Dag 1
Het kost je niet eens twee uur vliegen, maar als je bent opgestaan in de Vlaamse winter voelt landen in Mallorca als aankomen op een andere planeet. Onze koude voeten ontdooiden meteen bij het aanschouwen van al die baaien, bergen en boomgaarden. De geur van vroege lentebloesems en sportieve spanning die in de lucht hingen, deden onze harten instant sneller slaan. De azuurblauwe zee en mediterrane zon maakten het plaatje compleet.
Het decor van onze Grand Départ zou Mancor de la Vall worden, een piepklein dorpje dat tegen de bergflanken van de Puig Major, één van Mallorca's befaamde kolossen, aanschurkt. Achter het muurtje van de lokale speeltuin maakten jeansbroeken en onderhemdjes plaats voor zeemvellen en zonnecrème. Zadelhoogtes werden zorgvuldig afgestemd en astmapuffers gretig uitgeput. Voorzien van een verse lading gels en gedroogde vijgen, trok onze atypische wielerkaravaan zich op gang.
De col van de dag, de Coll de Sa Batalla, was meteen een kuitenbijter. Via kronkelende haarspelbochten en langs steile bergwanden klommen we ons een weg naar de top. Tussen het zweet en gepuf door genoten we van de adembenemende uitzichten die spectaculairder werden naarmate de hoogtemeters toenamen. Bij een natuurlijk waterbron tankten we onze bidons bij. Na een zoete pitstop in de Santuari de Lluc abdij, kregen we op de afdaling van de Coll de Femenia de kans onze grote plateau te verkennen. In de baai van Pollença snelden we het trosje Nederlandse wielertoeristen dat we daar op onze weg vonden natuurlijk vlot voorbij.
Shout out to Sebastian, onze fantastische gastheer die ons de hele dag behendig de weg had gewezen en zijn diensten bewees als mecanicien, bevoorrader én hevige supporter. Alsof dat niet genoeg was, werden we 's avonds hartelijk ontvangen in zijn ouderlijk huis in het gezellige Sa Pobla. Zijn uiterst getalenteerde moeder verwende ons daar met allerhande Mallorcaanse lekkernijen, terwijl zijn vader en broer onze glazen volschonken me lokale bieren en wijnen.
De voedselcoma nabij na een heerlijke maaltijd werden we weer netjes voor de deur van ons piekfijne gastverblijf in Port d'Alcúdia afgezet. Een beter begin van ons avontuur konden we ons moeilijk voorstellen.
Dag 2
De tweede dag start met een minimaal ontbijtje, aangezien we het overvloed aan eten van gisterenavond nog moeten verteren.

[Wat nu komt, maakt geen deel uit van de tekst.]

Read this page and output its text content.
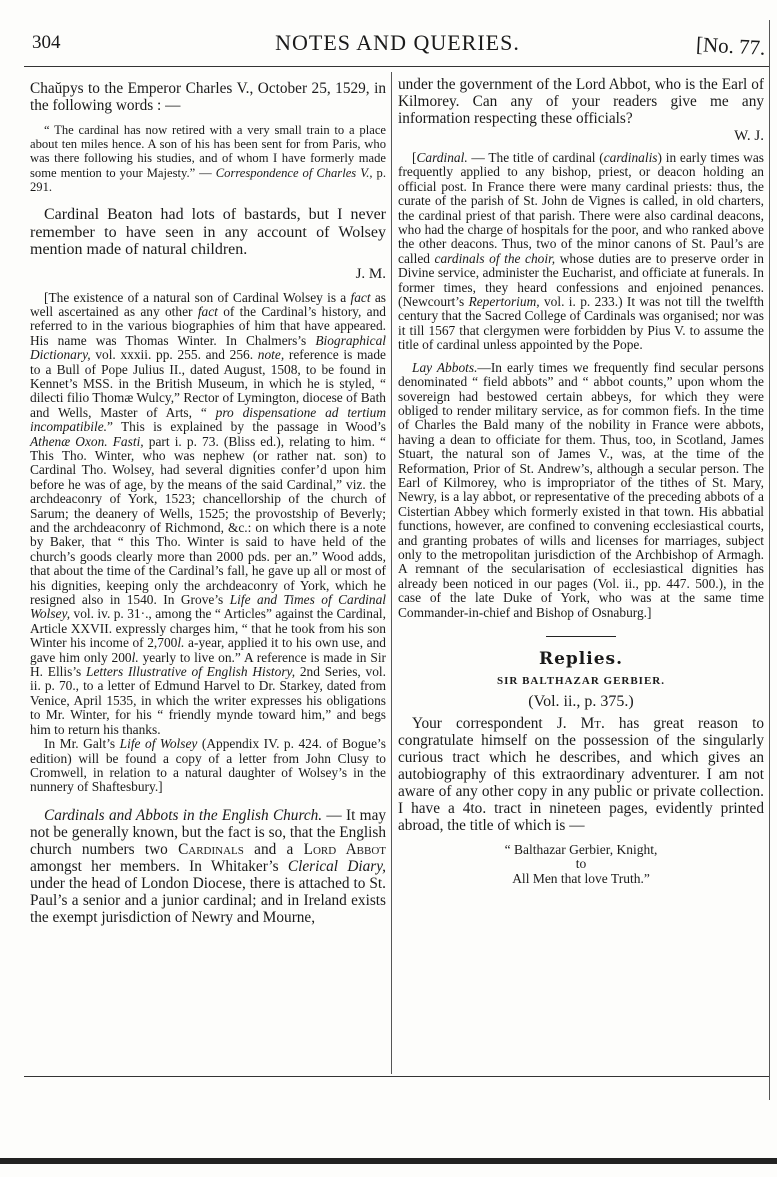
304	NOTES AND QUERIES.	[No. 77.

Chaŭpys to the Emperor Charles V., October 25, 1529, in the following words : —

“ The cardinal has now retired with a very small train to a place about ten miles hence. A son of his has been sent for from Paris, who was there following his studies, and of whom I have formerly made some mention to your Majesty.” — Correspondence of Charles V., p. 291.

Cardinal Beaton had lots of bastards, but I never remember to have seen in any account of Wolsey mention made of natural children.

J. M.

[The existence of a natural son of Cardinal Wolsey is a fact as well ascertained as any other fact of the Cardinal’s history, and referred to in the various biographies of him that have appeared. His name was Thomas Winter. In Chalmers’s Biographical Dictionary, vol. xxxii. pp. 255. and 256. note, reference is made to a Bull of Pope Julius II., dated August, 1508, to be found in Kennet’s MSS. in the British Museum, in which he is styled, “ dilecti filio Thomæ Wulcy,” Rector of Lymington, diocese of Bath and Wells, Master of Arts, “ pro dispensatione ad tertium incompatibile.” This is explained by the passage in Wood’s Athenæ Oxon. Fasti, part i. p. 73. (Bliss ed.), relating to him. “ This Tho. Winter, who was nephew (or rather nat. son) to Cardinal Tho. Wolsey, had several dignities confer’d upon him before he was of age, by the means of the said Cardinal,” viz. the archdeaconry of York, 1523; chancellorship of the church of Sarum; the deanery of Wells, 1525; the provostship of Beverly; and the archdeaconry of Richmond, &c.: on which there is a note by Baker, that “ this Tho. Winter is said to have held of the church’s goods clearly more than 2000 pds. per an.” Wood adds, that about the time of the Cardinal’s fall, he gave up all or most of his dignities, keeping only the archdeaconry of York, which he resigned also in 1540. In Grove’s Life and Times of Cardinal Wolsey, vol. iv. p. 31·., among the “ Articles” against the Cardinal, Article XXVII. expressly charges him, “ that he took from his son Winter his income of 2,700l. a-year, applied it to his own use, and gave him only 200l. yearly to live on.” A reference is made in Sir H. Ellis’s Letters Illustrative of English History, 2nd Series, vol. ii. p. 70., to a letter of Edmund Harvel to Dr. Starkey, dated from Venice, April 1535, in which the writer expresses his obligations to Mr. Winter, for his “ friendly mynde toward him,” and begs him to return his thanks.

In Mr. Galt’s Life of Wolsey (Appendix IV. p. 424. of Bogue’s edition) will be found a copy of a letter from John Clusy to Cromwell, in relation to a natural daughter of Wolsey’s in the nunnery of Shaftesbury.]

Cardinals and Abbots in the English Church. — It may not be generally known, but the fact is so, that the English church numbers two Cardinals and a Lord Abbot amongst her members. In Whitaker’s Clerical Diary, under the head of London Diocese, there is attached to St. Paul’s a senior and a junior cardinal; and in Ireland exists the exempt jurisdiction of Newry and Mourne,

under the government of the Lord Abbot, who is the Earl of Kilmorey. Can any of your readers give me any information respecting these officials?

W. J.

[Cardinal. — The title of cardinal (cardinalis) in early times was frequently applied to any bishop, priest, or deacon holding an official post. In France there were many cardinal priests: thus, the curate of the parish of St. John de Vignes is called, in old charters, the cardinal priest of that parish. There were also cardinal deacons, who had the charge of hospitals for the poor, and who ranked above the other deacons. Thus, two of the minor canons of St. Paul’s are called cardinals of the choir, whose duties are to preserve order in Divine service, administer the Eucharist, and officiate at funerals. In former times, they heard confessions and enjoined penances. (Newcourt’s Repertorium, vol. i. p. 233.) It was not till the twelfth century that the Sacred College of Cardinals was organised; nor was it till 1567 that clergymen were forbidden by Pius V. to assume the title of cardinal unless appointed by the Pope.

Lay Abbots.—In early times we frequently find secular persons denominated “ field abbots” and “ abbot counts,” upon whom the sovereign had bestowed certain abbeys, for which they were obliged to render military service, as for common fiefs. In the time of Charles the Bald many of the nobility in France were abbots, having a dean to officiate for them. Thus, too, in Scotland, James Stuart, the natural son of James V., was, at the time of the Reformation, Prior of St. Andrew’s, although a secular person. The Earl of Kilmorey, who is impropriator of the tithes of St. Mary, Newry, is a lay abbot, or representative of the preceding abbots of a Cistertian Abbey which formerly existed in that town. His abbatial functions, however, are confined to convening ecclesiastical courts, and granting probates of wills and licenses for marriages, subject only to the metropolitan jurisdiction of the Archbishop of Armagh. A remnant of the secularisation of ecclesiastical dignities has already been noticed in our pages (Vol. ii., pp. 447. 500.), in the case of the late Duke of York, who was at the same time Commander-in-chief and Bishop of Osnaburg.]

Replies.

SIR BALTHAZAR GERBIER.

(Vol. ii., p. 375.)

Your correspondent J. Mt. has great reason to congratulate himself on the possession of the singularly curious tract which he describes, and which gives an autobiography of this extraordinary adventurer. I am not aware of any other copy in any public or private collection. I have a 4to. tract in nineteen pages, evidently printed abroad, the title of which is —

“ Balthazar Gerbier, Knight,

to

All Men that love Truth.”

We stouwen onze zakken vol met bananen, koeken en gellekes voor onderweg. Wanneer we vertrekken zit de zon alweer ferm uit. Zelfs voor Mallorca is dit wat te warm voor de tijd van het jaar, maar ons hoor je niet klagen.
De eerste helft van onze trip rijden we richting Palma. Onze route loopt in het vlakke gedeelte ten zuiden van de bergen. De ideale gelegenheid dus om het efficiënte peletonrijden wat te oefenen. Twee uur en veel ontsnappingen later komen we aan in het gezellige Bunyola. Op een terras bestellen we de nodige extra calorieën om zo meteen de berg op te kunnen. Philip dopeert zelfs met een glas fris gerstenat.

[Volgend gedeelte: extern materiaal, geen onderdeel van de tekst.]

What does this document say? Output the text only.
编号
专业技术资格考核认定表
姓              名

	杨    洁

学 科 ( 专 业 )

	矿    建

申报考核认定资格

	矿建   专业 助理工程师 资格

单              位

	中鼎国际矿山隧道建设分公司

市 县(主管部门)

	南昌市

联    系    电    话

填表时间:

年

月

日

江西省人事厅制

De eerste beklimming is Coll d'Honor. Deze bergpas brengt ons naar een prachtig plateau, verscholen tussen de bergen. Volgens Sebastian is dit één van de mooiste plekken van Mallorca. Door de combinatie van fysieke inspanning en een fantastische omgeving voelen we ons helemaal in ons element.

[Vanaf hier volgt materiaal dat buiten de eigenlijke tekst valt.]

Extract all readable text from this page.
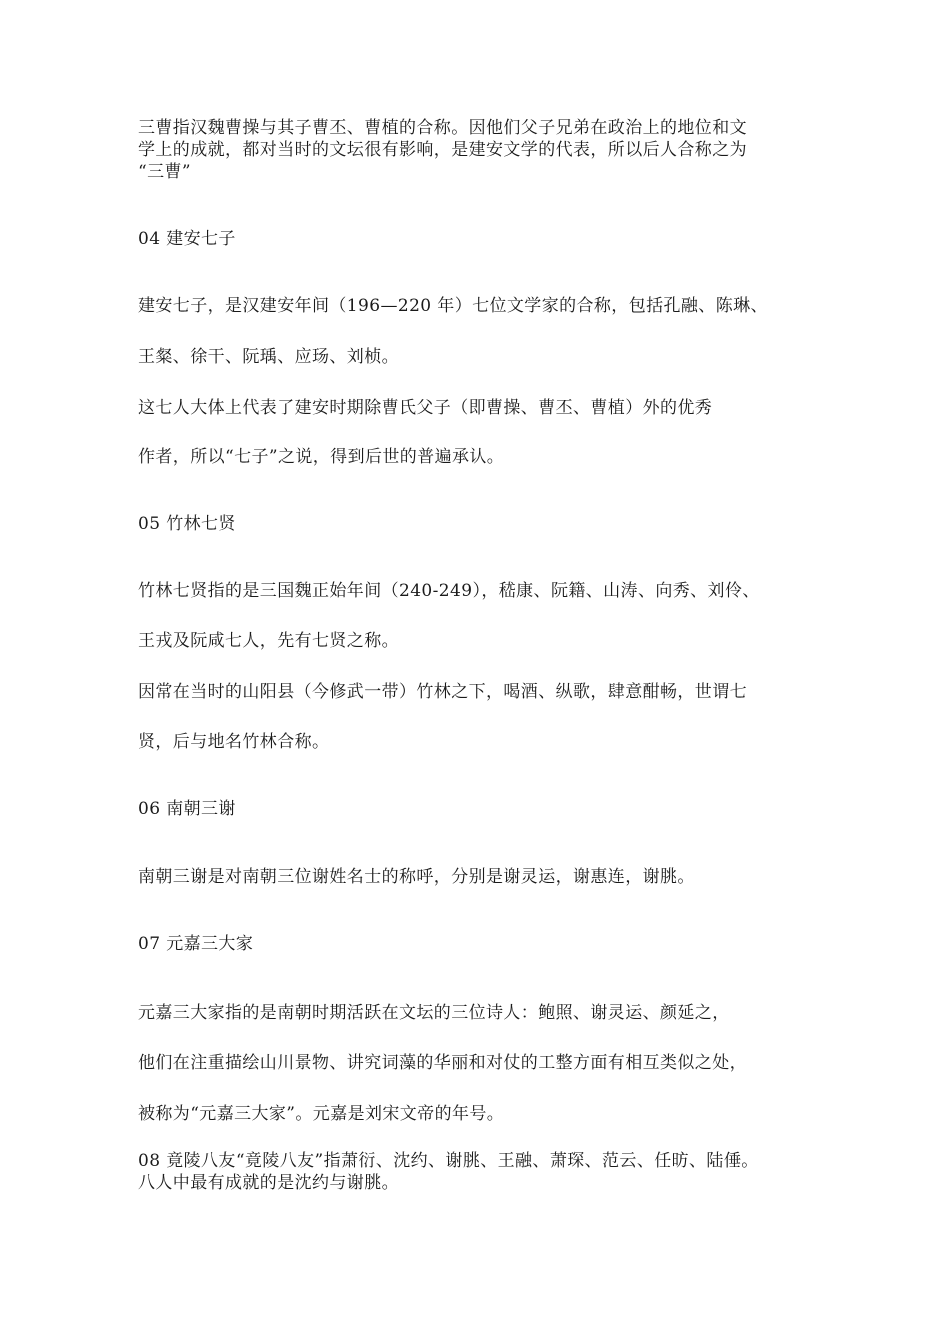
三曹指汉魏曹操与其子曹丕、曹植的合称。因他们父子兄弟在政治上的地位和文
学上的成就，都对当时的文坛很有影响，是建安文学的代表，所以后人合称之为
“三曹”
04 建安七子
建安七子，是汉建安年间（196—220 年）七位文学家的合称，包括孔融、陈琳、
王粲、徐干、阮瑀、应玚、刘桢。
这七人大体上代表了建安时期除曹氏父子（即曹操、曹丕、曹植）外的优秀
作者，所以“七子”之说，得到后世的普遍承认。
05 竹林七贤
竹林七贤指的是三国魏正始年间（240-249），嵇康、阮籍、山涛、向秀、刘伶、
王戎及阮咸七人，先有七贤之称。
因常在当时的山阳县（今修武一带）竹林之下，喝酒、纵歌，肆意酣畅，世谓七
贤，后与地名竹林合称。
06 南朝三谢
南朝三谢是对南朝三位谢姓名士的称呼，分别是谢灵运，谢惠连，谢朓。
07 元嘉三大家
元嘉三大家指的是南朝时期活跃在文坛的三位诗人：鲍照、谢灵运、颜延之，
他们在注重描绘山川景物、讲究词藻的华丽和对仗的工整方面有相互类似之处，
被称为“元嘉三大家”。元嘉是刘宋文帝的年号。
08 竟陵八友“竟陵八友”指萧衍、沈约、谢朓、王融、萧琛、范云、任昉、陆倕。
八人中最有成就的是沈约与谢朓。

We dalen terug af uit de bergen. Het vervolg van de route speelt wat met de uitlopers van de bergen. Af en toe kunnen we wat stoom aflaten op de kleine klimmetjes op weg naar huis. Aangekomen aan het appartement waagt Wouter-Jan zich nog even in het koude water van de zee.
's Avonds zijn we opnieuw uitgenodigd bij Sebastian en zijn familie. Ditmaal delen we een Mallorcaanse paella uit een grote pan. We delen onze ervaringen van de dag met Seb. Onze tweede dag op Mallorca was opnieuw top. We voelen ons volledig in vorm voor de uitdaging van morgen: Sa Calobra.
Dag 3
We vonden onze benen terug door het zoeken naar een supermarkt waar we de nodige koolhydraten konden kopen om onze 2000+ hoogtemeters degelijk te overbruggen, op weg naar de mythische Coll del Reis.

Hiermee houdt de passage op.